Challenges we ran into

We faced many different challenges which we were eventually able to overcome, proving to be a very worthwhile experience. Firstly, we couldn’t find a data source that we could use for machine learning algorithms. Of course, a dataset too small is basically setting ourselves for failure but eventually, we were able to find something with the perfect magnitude for our project. Secondly, we had some trouble sending our audio file data back to the backend. The big problem was that the data blob for the audio file wasn’t compatible for wav files which were later fixed by changing the recording function to something compatible. Next, we weren’t able to use the speech to text API which we integrated due to problems regarding audio file channels. We used different APIs where some required 1, whereas others require 2, and the speech to text API required 1. This really held us back but we eventually figured out how to tinker with these files allowing us to fully use our APIs. For our machine learning algorithm which determines how the audience will react towards the speech, our first few tries of training our model weren’t very successful as our model seems to be not learning at all. By playing with it a bit, the accuracy started to increase but at a point, it seemed stuck at around 50%. Eventually, however, we got it to increase by tinkering with the nodes and epochs a little bit. The final problem was to have each data value normalized into a series of values from 0 to 1. It was especially challenging when the values we received were an array of words!

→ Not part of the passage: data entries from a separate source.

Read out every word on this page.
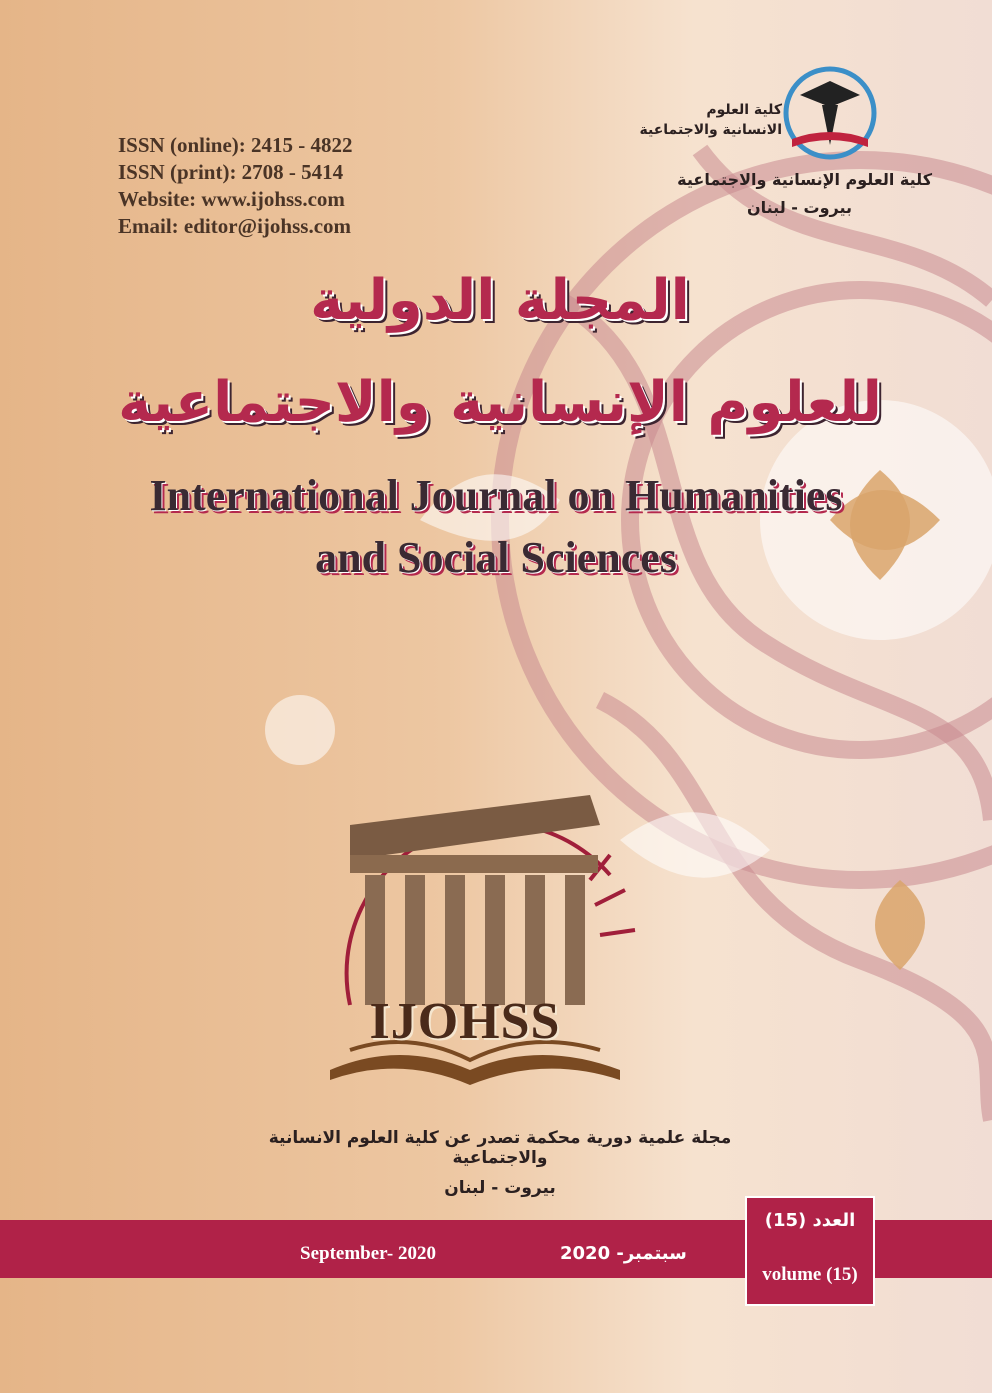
ISSN (online): 2415 - 4822
ISSN (print): 2708 - 5414
Website: www.ijohss.com
Email: editor@ijohss.com
كلية العلوم
الانسانية والاجتماعية
كلية العلوم الإنسانية والاجتماعية
بيروت - لبنان
المجلة الدولية
للعلوم الإنسانية والاجتماعية
International Journal on Humanities
and Social Sciences
IJOHSS
مجلة علمية دورية محكمة تصدر عن كلية العلوم الانسانية والاجتماعية
بيروت - لبنان
September- 2020	سبتمبر- 2020
العدد (15)
volume (15)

Accomplishments that we're proud of

We are proud of being able to use many different APIs such as pronunciation and a content’s conciseness together. The machine-learning algorithm was also a huge bump for us but being able to make it work was something we are truly proud to present. The model was put through many trials of training while experimenting with many different values for layers, nodes, batch size, and epochs to give the highest accuracy score with the minimal loss value. Finally, the data manipulation which was used to get an overall score was challenging as turning things such as 3 pauses or angry into a numerical value was challenging, but through a series of trials with a logarithmic and exponential function, it was accomplished.

What we learned

Through working on this project, a majority of us got our first experience with flask. Despite that, it is probably one of the easier backends out there as it didn’t take as much setup as spring boot, Django, or even expressjs. Not only that, it was also able to render HTML files which made things a lot easier for us. Through this, our understanding of audio files and their data is a little better, which will be useful for us in the future. Most of all, we pushed our understanding of machine learning, helping us understand individual parts of the neural network better and how it affects the prediction stage after the model has been trained.